When I was a child, we wore a flower to church on Mother's Day, a coloured one if your mother was living and a white one if your mother had passed away. In northern Ontario, finding flowers in bloom in early May was a challenge. We often resorted to the potted geraniums on a sunny windowsill. Not exactly a fashionable boutonniere but it did the trick. The actual flower wasn't important. What mattered was the symbol of love and respect for mothers. 


Fathers' Day didn't carry the same cachet. And there was no "children's day." Perhaps that is why the church, in her wisdom, has moved to "Christian Family Sunday," so we can celebrate the special kind of love that binds kith and kin together.

As part of the Sunday service we sang, When Mothers of Salem, a favourite with our clerk of session. We use the 1972 Book of Praise at SPPC. The hymn did not make it into the "new" Book of Praise, published in 1997. In fact, many of the hymns I sang as a child are omitted from the latest version of our hymnbook. Anyone remember "When He Cometh?" It's not in the new hymnbook either, yet, while I was pulling weeds in the flower bed and thinking about this blog, I discovered I remembered every word.

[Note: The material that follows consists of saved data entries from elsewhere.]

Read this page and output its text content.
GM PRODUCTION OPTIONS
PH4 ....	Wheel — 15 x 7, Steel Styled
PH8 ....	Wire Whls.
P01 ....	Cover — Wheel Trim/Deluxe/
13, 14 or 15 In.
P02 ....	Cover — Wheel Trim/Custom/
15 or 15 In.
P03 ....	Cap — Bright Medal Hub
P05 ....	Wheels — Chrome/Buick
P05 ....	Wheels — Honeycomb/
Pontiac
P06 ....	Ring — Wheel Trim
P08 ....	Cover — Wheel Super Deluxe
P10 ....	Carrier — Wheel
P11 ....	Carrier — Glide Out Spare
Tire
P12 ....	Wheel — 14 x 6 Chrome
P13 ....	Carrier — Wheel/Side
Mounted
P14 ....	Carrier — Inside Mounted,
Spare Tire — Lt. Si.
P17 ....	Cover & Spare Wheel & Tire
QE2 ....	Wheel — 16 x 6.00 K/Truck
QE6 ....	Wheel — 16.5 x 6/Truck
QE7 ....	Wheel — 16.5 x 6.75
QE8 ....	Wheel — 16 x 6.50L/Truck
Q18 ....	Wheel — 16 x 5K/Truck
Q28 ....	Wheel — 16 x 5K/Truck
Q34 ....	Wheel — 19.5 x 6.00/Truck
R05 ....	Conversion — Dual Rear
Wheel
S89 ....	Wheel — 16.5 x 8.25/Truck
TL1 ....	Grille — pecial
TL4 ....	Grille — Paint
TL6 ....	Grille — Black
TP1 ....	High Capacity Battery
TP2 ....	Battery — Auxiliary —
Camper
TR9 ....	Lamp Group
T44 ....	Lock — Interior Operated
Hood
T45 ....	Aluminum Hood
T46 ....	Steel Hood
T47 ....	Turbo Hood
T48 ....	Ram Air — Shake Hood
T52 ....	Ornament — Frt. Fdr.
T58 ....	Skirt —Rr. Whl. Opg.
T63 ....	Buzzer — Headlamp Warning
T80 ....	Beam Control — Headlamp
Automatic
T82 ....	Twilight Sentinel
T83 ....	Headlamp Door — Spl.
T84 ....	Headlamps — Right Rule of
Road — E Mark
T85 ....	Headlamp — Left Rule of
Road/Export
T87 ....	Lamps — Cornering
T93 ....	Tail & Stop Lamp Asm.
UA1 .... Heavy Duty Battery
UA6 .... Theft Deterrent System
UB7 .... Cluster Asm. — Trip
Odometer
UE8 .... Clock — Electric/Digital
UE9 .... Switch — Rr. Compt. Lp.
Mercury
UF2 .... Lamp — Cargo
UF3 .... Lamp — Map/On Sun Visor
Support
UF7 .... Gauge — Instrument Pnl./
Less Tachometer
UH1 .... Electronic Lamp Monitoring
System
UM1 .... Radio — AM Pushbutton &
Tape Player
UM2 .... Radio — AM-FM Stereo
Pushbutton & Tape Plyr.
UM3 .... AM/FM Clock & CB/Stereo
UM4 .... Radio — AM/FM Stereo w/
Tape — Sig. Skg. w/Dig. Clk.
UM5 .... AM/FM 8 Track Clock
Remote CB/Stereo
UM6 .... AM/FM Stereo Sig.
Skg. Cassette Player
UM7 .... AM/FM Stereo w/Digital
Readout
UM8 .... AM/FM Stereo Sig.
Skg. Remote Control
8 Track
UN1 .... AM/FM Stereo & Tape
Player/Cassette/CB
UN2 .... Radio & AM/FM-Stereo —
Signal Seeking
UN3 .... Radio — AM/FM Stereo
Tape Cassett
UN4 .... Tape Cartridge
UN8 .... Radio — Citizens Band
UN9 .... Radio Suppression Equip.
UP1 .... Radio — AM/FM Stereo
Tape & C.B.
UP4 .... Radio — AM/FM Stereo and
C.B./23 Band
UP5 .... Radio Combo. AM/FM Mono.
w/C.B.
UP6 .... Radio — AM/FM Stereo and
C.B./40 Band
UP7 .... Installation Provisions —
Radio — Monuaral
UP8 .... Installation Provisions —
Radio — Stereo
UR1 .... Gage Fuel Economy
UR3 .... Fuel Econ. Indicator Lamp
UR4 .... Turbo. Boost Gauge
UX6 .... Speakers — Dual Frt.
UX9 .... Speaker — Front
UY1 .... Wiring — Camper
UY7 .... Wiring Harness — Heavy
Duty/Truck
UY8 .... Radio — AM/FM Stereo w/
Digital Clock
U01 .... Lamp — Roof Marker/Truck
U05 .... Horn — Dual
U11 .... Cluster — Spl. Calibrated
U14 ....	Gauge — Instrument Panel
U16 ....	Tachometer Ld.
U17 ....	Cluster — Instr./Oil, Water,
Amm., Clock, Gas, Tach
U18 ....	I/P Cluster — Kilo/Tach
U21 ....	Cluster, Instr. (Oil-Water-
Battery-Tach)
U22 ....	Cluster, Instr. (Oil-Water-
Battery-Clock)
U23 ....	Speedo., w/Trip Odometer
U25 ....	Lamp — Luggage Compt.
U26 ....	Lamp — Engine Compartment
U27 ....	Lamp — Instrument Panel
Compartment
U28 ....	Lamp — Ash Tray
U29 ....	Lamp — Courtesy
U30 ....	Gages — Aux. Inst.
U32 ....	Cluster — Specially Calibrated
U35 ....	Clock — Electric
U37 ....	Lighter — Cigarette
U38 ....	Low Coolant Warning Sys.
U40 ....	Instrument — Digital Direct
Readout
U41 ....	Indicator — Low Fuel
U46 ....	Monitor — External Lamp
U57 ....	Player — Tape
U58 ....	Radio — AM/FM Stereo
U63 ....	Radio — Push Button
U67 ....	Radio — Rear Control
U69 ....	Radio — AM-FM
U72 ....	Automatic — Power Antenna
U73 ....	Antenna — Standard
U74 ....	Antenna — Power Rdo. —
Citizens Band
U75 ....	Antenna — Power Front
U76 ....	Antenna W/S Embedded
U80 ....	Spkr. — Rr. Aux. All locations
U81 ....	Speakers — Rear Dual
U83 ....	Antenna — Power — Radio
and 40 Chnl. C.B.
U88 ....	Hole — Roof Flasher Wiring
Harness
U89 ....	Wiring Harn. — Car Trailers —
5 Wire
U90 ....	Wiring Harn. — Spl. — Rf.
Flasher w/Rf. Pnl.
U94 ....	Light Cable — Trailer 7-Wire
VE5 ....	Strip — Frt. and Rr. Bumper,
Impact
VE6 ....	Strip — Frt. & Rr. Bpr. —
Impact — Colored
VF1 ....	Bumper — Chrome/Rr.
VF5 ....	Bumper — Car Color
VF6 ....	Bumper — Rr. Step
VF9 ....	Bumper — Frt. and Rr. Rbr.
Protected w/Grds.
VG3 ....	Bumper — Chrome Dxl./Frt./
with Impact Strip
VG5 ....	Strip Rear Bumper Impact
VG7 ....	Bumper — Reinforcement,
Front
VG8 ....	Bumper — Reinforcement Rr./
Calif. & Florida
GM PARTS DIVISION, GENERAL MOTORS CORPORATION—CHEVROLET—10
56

What we teach children really matters. Those lessons and poems will last a lifetime.


"When Mothers of Salem" was penned by  William Medlen Hutchings, in 1850. It was was written for the anniversary service of St. Paul's Chapel Sunday School, Wigan, in 1850, and was published in a revised form in the Juvenile Missionary Magazine of June 1850. The text is based on the Biblical story told three Gospels, Matthew 19, Mark 10, Luke 18


Although the text is a retelling of the Biblical story, it was seen as a "missionary" hymn, due to these lines in the last verse, "O soon may the people of every land and nation, /Fulfil Thy blessed word, and cast their idols all away;"

The new hymnbook does not have a children's section, but it has an index of "Items for Children and Youth." The index includes everything from Christmas carols to communion. The segment on Mission contains seven suggestions, including "Jesus bids us shine." That's one I recognize from childhood. 

Neither our "old" nor our "new" hymn books list "mothers" in the topical index, but both refer to "family," and both include the hymn, "Happy the home when God is there." That hymn is a great reminder that giving mom a day off and maybe breakfast in bed, is a great way to show her love, but it is God who makes a home truly happy. Another memory from my childhood was that the whole family pleased mom by going with her to church on Mothers' day!

Western culture has secularized many of our holy days, while the church has taken the secular Mothers' Day, and shaped it into a celebration of family with God at the heart of our human relationships. 

I hope everyone had a Happy Mothers' Day and that the children did the dishes. I also hope we all gave prayers of thanks to God for His divine love.



1 comment:

  1. Thanks Alice for this week's blog for Mothers day and the history of some of our hymns.
    I'll have to take some time and look through a few of my hymn books to find childrens hymns and When He cometh!